It could be the traditional definition of IP, which is, hey, something I purchased from
an external vendor, which is delivered to me as a black box, right? Or even delivered to me as a bunch of RTL files,
but it is a property or an intellectual property that I bought from an external vendor.
That is the traditional definition of IP. But in IP lifecycle management, when we talk about
design being an IP-centric design, we expand the definition of IP to include
not only those external IP that you purchase, but also to include designs that are being worked on
inside your group specific to the project you're working on. Also includes things like PDKs.
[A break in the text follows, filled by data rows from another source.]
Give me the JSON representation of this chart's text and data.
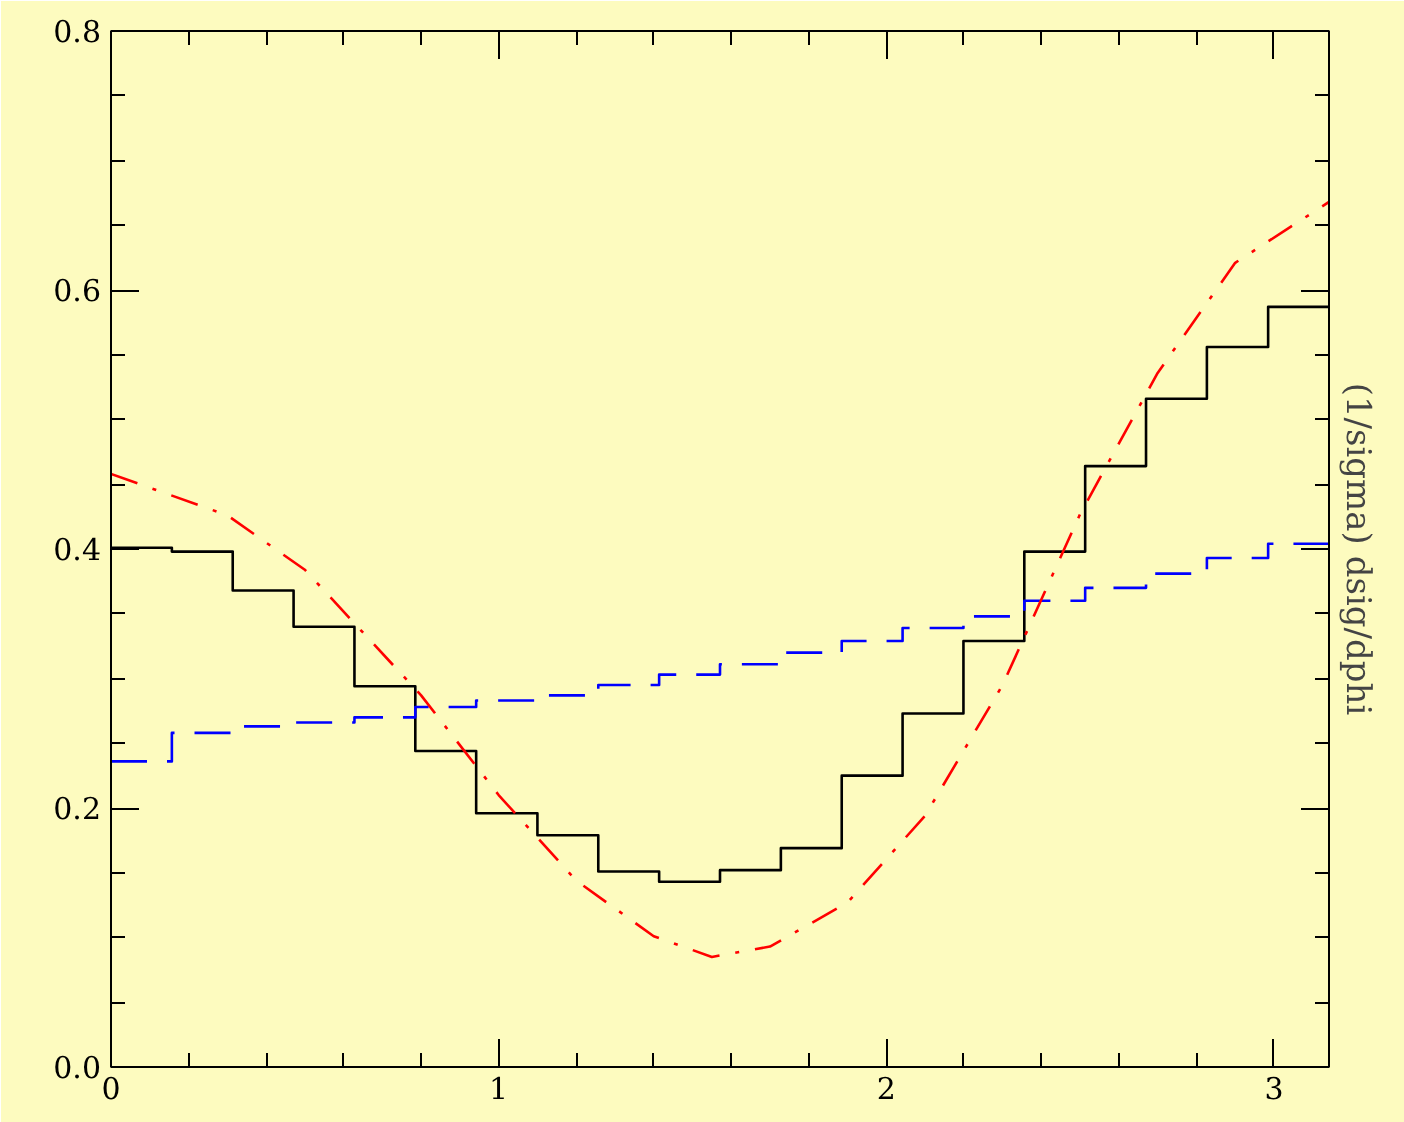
{
  "chart_data": {
    "type": "histogram",
    "ylabel": "(1/sigma) dsig/dphi",
    "bins": [
      0,
      0.157,
      0.314,
      0.471,
      0.628,
      0.785,
      0.942,
      1.1,
      1.257,
      1.414,
      1.571,
      1.728,
      1.885,
      2.042,
      2.199,
      2.356,
      2.513,
      2.67,
      2.827,
      2.985,
      3.142
    ],
    "series": [
      {
        "color": "#000000",
        "line_style": "solid",
        "values": [
          0.401,
          0.398,
          0.368,
          0.34,
          0.294,
          0.244,
          0.196,
          0.179,
          0.151,
          0.143,
          0.152,
          0.169,
          0.225,
          0.273,
          0.329,
          0.398,
          0.464,
          0.516,
          0.556,
          0.587
        ]
      },
      {
        "color": "#0000ff",
        "line_style": "dashed",
        "values": [
          0.236,
          0.258,
          0.263,
          0.266,
          0.27,
          0.278,
          0.283,
          0.287,
          0.295,
          0.303,
          0.311,
          0.32,
          0.329,
          0.339,
          0.348,
          0.36,
          0.37,
          0.381,
          0.393,
          0.404
        ]
      },
      {
        "type": "line",
        "color": "#ff0000",
        "line_style": "dashdot",
        "x": [
          0,
          0.3,
          0.5,
          0.8,
          1.0,
          1.2,
          1.4,
          1.55,
          1.7,
          1.9,
          2.1,
          2.3,
          2.5,
          2.7,
          2.9,
          3.142
        ],
        "values": [
          0.458,
          0.426,
          0.384,
          0.287,
          0.21,
          0.144,
          0.101,
          0.085,
          0.093,
          0.127,
          0.194,
          0.295,
          0.427,
          0.536,
          0.621,
          0.668
        ]
      }
    ],
    "xlim": [
      0,
      3.142
    ],
    "ylim": [
      0,
      0.8
    ],
    "xticks": [
      0,
      1,
      2,
      3
    ],
    "yticks": [
      {
        "value": 0,
        "label": "0.0"
      },
      {
        "value": 0.2,
        "label": "0.2"
      },
      {
        "value": 0.4,
        "label": "0.4"
      },
      {
        "value": 0.6,
        "label": "0.6"
      },
      {
        "value": 0.8,
        "label": "0.8"
      }
    ],
    "grid": false
  }
}
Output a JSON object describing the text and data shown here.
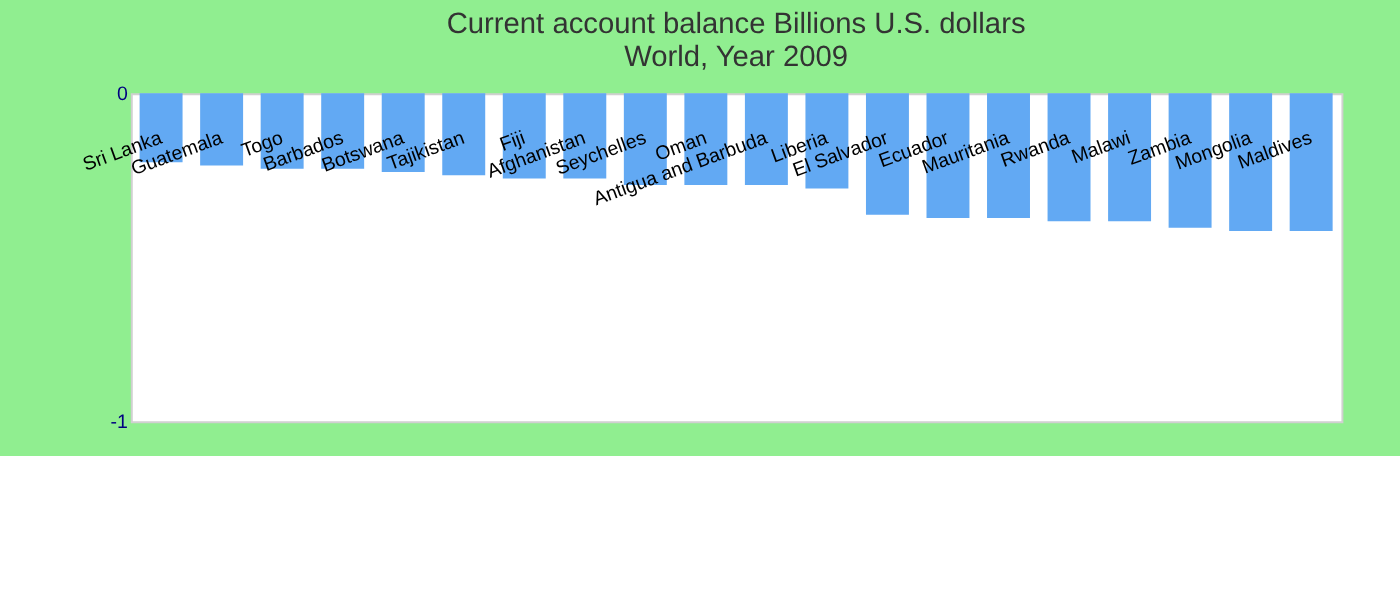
{
  "chart_data": {
    "type": "bar",
    "title": "Current account balance Billions U.S. dollars",
    "subtitle": "World, Year 2009",
    "categories": [
      "Sri Lanka",
      "Guatemala",
      "Togo",
      "Barbados",
      "Botswana",
      "Tajikistan",
      "Fiji",
      "Afghanistan",
      "Seychelles",
      "Oman",
      "Antigua and Barbuda",
      "Liberia",
      "El Salvador",
      "Ecuador",
      "Mauritania",
      "Rwanda",
      "Malawi",
      "Zambia",
      "Mongolia",
      "Maldives"
    ],
    "values": [
      -0.21,
      -0.22,
      -0.23,
      -0.23,
      -0.24,
      -0.25,
      -0.26,
      -0.26,
      -0.28,
      -0.28,
      -0.28,
      -0.29,
      -0.37,
      -0.38,
      -0.38,
      -0.39,
      -0.39,
      -0.41,
      -0.42,
      -0.42
    ],
    "color": "#62a9f3",
    "ylim": [
      -1,
      0
    ],
    "yticks": [
      -1,
      0
    ],
    "grid": false
  }
}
It
includes things like central teams delivering IPs to you, right? Or other IPs that were other blocks that have been used from previous design.
So anything, any of these design blocks can be called IP
and treated as if they were IP in the system.
That includes attaching metadata to all of these designs,
having high-level abstractions.
You can also have environment configurations for these IPs.
So all of these blocks, everything that is feeding your design is treated as a standalone
IP with its own lifecycle, which can then be treated just like any other IP that you
purchased.
So an IP lifecycle management platform or IPLM provides the basis for you to start down
this journey of breaking down your project into multiple IPs, attaching a lifecycle to
each of these IPs, regardless of whether
that's something you've purchased or something you've built.
Great.
Great discussion, Vishal.
Thank you.
Finally, just give us a little bit more about Perforce and IPLM.
Give us the elevator pitch here.
Sure.
So Perforce IPLM, or Helix IPLM as it is known, is a IP lifecycle management platform that provides
you this built-in traceability, release management, discovery and reuse platform, workspace management,
and basically pushes you to IP-centric design workflows.
So all the features I talk about are built into this platform called IPLM.
We have plenty of customers who are using it already.
It's quite popular in the semiconductor space.
A bunch of the biggest semiconductor companies are using it or evaluating it.
We have customers up and down the chain, small and big, that all really like the value that
IPLM can provide as a IP lifecycle management platform that they can then build their designs
on top of.
Thank you, Vishal.
Thank you.
That concludes our video.
Thank you for watching
and have a nice day.